41.The Respondents attempted to argue that such a Committee had been established under the name Leadership Committee.
42.The Show-cause notice dated 21 September 2021, which the Respondents asserted demonstrated the formation or existence of a Staff Advisory Committee, does not lend itself to such suggestion. It did not refer to any Committee by whatever nomenclature.
43.The Respondents did not place any evidence before the Court to show that an Investigation Committee had been promptly established as required by the Manual by the time the Petitioner moved to Court. The Petitioner moved the Court some 5-months after the interdiction.
44.The Respondents did not place any material before the Court to show that the Petitioner’s case passed through the Staff Advisory Committee.
45.Without any explanation on the delay from the Respondents to establish the Investigations Committee or why the Staff Advisory Committee had not processed the Petitioner’s case, the Court finds that the delay to investigate the allegations or process the case through the Staff Advisory Committee was not only malicious but an affront to the Petitioner's right to fair administrative action as contemplated by Article 47 of the Constitution.

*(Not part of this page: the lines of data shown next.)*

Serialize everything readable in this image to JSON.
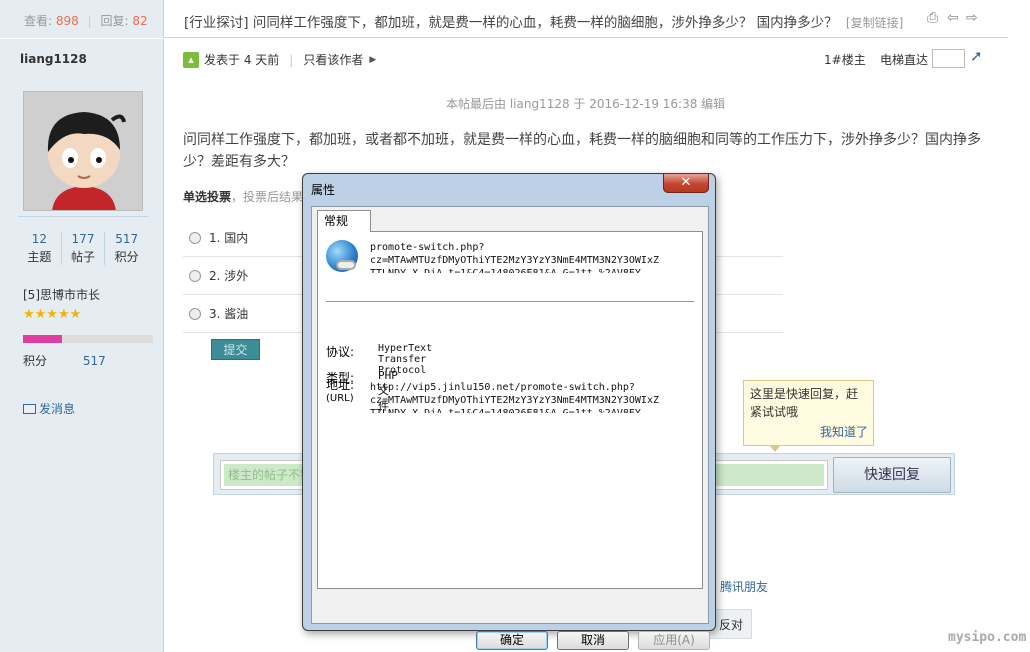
{
  "topbar": {
    "views_label": "查看:",
    "views": "898",
    "replies_label": "回复:",
    "replies": "82",
    "title": "[行业探讨] 问同样工作强度下，都加班，就是费一样的心血，耗费一样的脑细胞，涉外挣多少？ 国内挣多少？",
    "copy_link": "[复制链接]"
  },
  "author": {
    "name": "liang1128",
    "stats": [
      {
        "value": "12",
        "label": "主题"
      },
      {
        "value": "177",
        "label": "帖子"
      },
      {
        "value": "517",
        "label": "积分"
      }
    ],
    "rank": "[5]思博市市长",
    "stars": "★★★★★",
    "progress_fraction": 0.3,
    "points_label": "积分",
    "points_value": "517",
    "pm_label": "发消息"
  },
  "post": {
    "posted_label": "发表于",
    "posted_time": "4 天前",
    "only_author": "只看该作者",
    "floor": "1#楼主",
    "elevator": "电梯直达",
    "edit_note": "本帖最后由 liang1128 于 2016-12-19 16:38 编辑",
    "body": "问同样工作强度下，都加班，或者都不加班，就是费一样的心血，耗费一样的脑细胞和同等的工作压力下，涉外挣多少？国内挣多少？差距有多大？",
    "poll_title": "单选投票",
    "poll_hint": "，投票后结果",
    "options": [
      {
        "label": "1.  国内"
      },
      {
        "label": "2.  涉外"
      },
      {
        "label": "3.  酱油"
      }
    ],
    "submit_label": "提交"
  },
  "reply": {
    "placeholder": "楼主的帖子不错",
    "quick_reply_label": "快速回复"
  },
  "tooltip": {
    "text": "这里是快速回复，赶紧试试哦",
    "ok": "我知道了"
  },
  "bottom": {
    "qq": "腾讯朋友",
    "oppose": "反对",
    "watermark": "mysipo.com"
  },
  "dialog": {
    "title": "属性",
    "close": "✕",
    "tab": "常规",
    "name": "promote-switch.php?\ncz=MTAwMTUzfDMyOThiYTE2MzY3YzY3NmE4MTM3N2Y3OWIxZ\nTTLNDY_X_DiA_t=1&C4=148026E81&A_G=1tt_%2AV8EY",
    "protocol_label": "协议:",
    "protocol": "HyperText Transfer Protocol",
    "type_label": "类型:",
    "type": "PHP 文件",
    "address_label": "地址:",
    "address_sub": "(URL)",
    "address": "http://vip5.jinlu150.net/promote-switch.php?\ncz=MTAwMTUzfDMyOThiYTE2MzY3YzY3NmE4MTM3N2Y3OWIxZ\nTTLNDY_X_DiA_t=1&C4=148026E81&A_G=1tt_%2AV8EY",
    "ok": "确定",
    "cancel": "取消",
    "apply": "应用(A)"
  }
}
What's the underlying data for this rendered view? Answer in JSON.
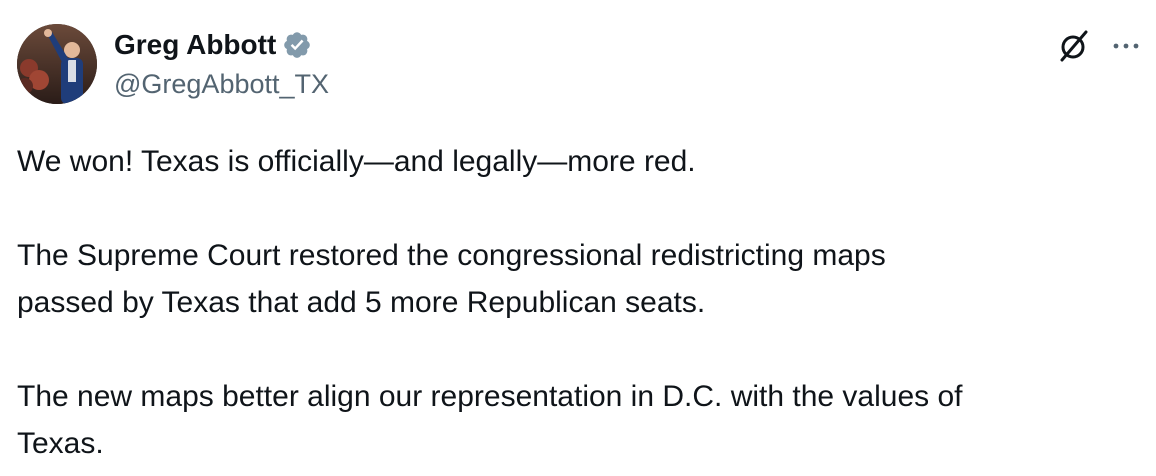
{
  "tweet": {
    "author": {
      "display_name": "Greg Abbott",
      "handle": "@GregAbbott_TX",
      "verified_icon": "verified-badge-icon",
      "verified_color": "#829aab"
    },
    "actions": {
      "grok_icon": "grok-icon",
      "more_icon": "more-options-icon"
    },
    "body": {
      "p1": "We won! Texas is officially—and legally—more red.",
      "p2_line1": "The Supreme Court restored the congressional redistricting maps",
      "p2_line2": "passed by Texas that add 5 more Republican seats.",
      "p3_line1": "The new maps better align our representation in D.C. with the values of",
      "p3_line2": "Texas."
    },
    "colors": {
      "text_primary": "#0f1419",
      "text_secondary": "#536471"
    }
  }
}
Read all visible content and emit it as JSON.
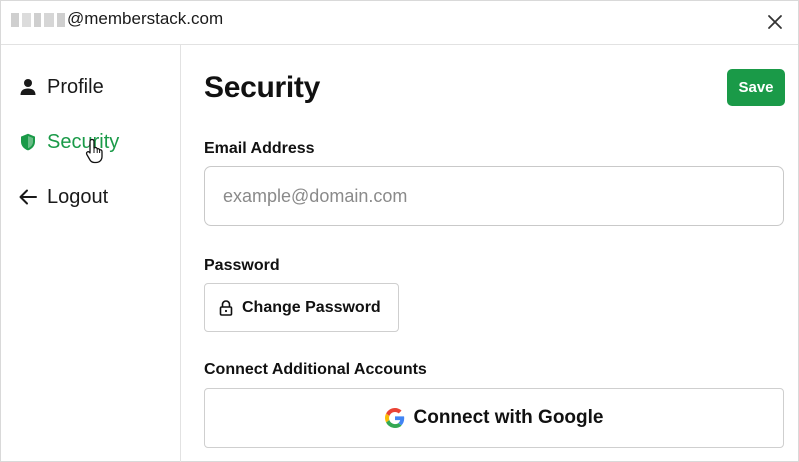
{
  "header": {
    "email_visible": "@memberstack.com",
    "close_icon": "close-icon"
  },
  "sidebar": {
    "items": [
      {
        "label": "Profile",
        "icon": "user-icon",
        "active": false
      },
      {
        "label": "Security",
        "icon": "shield-icon",
        "active": true
      },
      {
        "label": "Logout",
        "icon": "arrow-left-icon",
        "active": false
      }
    ]
  },
  "main": {
    "title": "Security",
    "save_label": "Save",
    "email": {
      "label": "Email Address",
      "value": "",
      "placeholder": "example@domain.com"
    },
    "password": {
      "label": "Password",
      "button_label": "Change Password",
      "icon": "lock-icon"
    },
    "connect": {
      "label": "Connect Additional Accounts",
      "google_label": "Connect with Google",
      "icon": "google-icon"
    }
  },
  "colors": {
    "accent": "#1a9a48",
    "border": "#cfcfcf",
    "text": "#111111"
  }
}
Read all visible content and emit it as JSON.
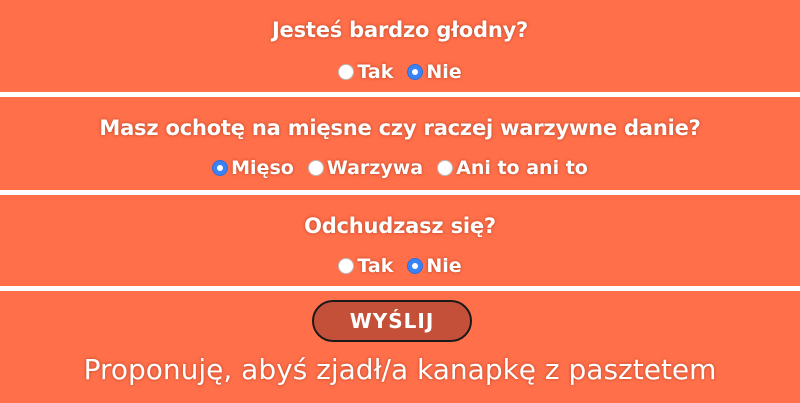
{
  "accent_color": "#ff6f4a",
  "button_color": "#c4503a",
  "radio_checked_color": "#3b82f6",
  "questions": [
    {
      "title": "Jesteś bardzo głodny?",
      "options": [
        {
          "label": "Tak",
          "checked": false
        },
        {
          "label": "Nie",
          "checked": true
        }
      ]
    },
    {
      "title": "Masz ochotę na mięsne czy raczej warzywne danie?",
      "options": [
        {
          "label": "Mięso",
          "checked": true
        },
        {
          "label": "Warzywa",
          "checked": false
        },
        {
          "label": "Ani to ani to",
          "checked": false
        }
      ]
    },
    {
      "title": "Odchudzasz się?",
      "options": [
        {
          "label": "Tak",
          "checked": false
        },
        {
          "label": "Nie",
          "checked": true
        }
      ]
    }
  ],
  "submit_label": "WYŚLIJ",
  "result": "Proponuję, abyś zjadł/a kanapkę z pasztetem"
}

46.It is more telling that there were no minutes to evidence the Board as having met after the Petitioner’s interdiction to discuss the status of the case.
47.Before concluding, it would be remiss for the Court not to observe that the Petition did not raise any constitutional questions warranting approaching the Court through the mode chosen instead of the usual manner as provided for under the Employment and Labour Relations Court (Procedure) rules, 2016.
Conclusion and Orders
48.From the foregoing, the Court finds and declares:i.The Respondents' failure to establish an Investigation Committee to investigate the allegations against the Petitioner violated his right to fair administrative action and fair labour practices.ii.The Respondents’ failure to process the Petitioner's case through the Staff Advisory Committee or plenary of the Board violated his rights to fair administrative action and fair labour practices.iii.An order of mandamus be and is hereby issued lifting the Petitioner's interdiction and reinstating him to office without loss of any benefits.
49.The Petition did not raise any constitutional issues which could not be determined by approaching the Court in the normal manner. Each party to bear own costs.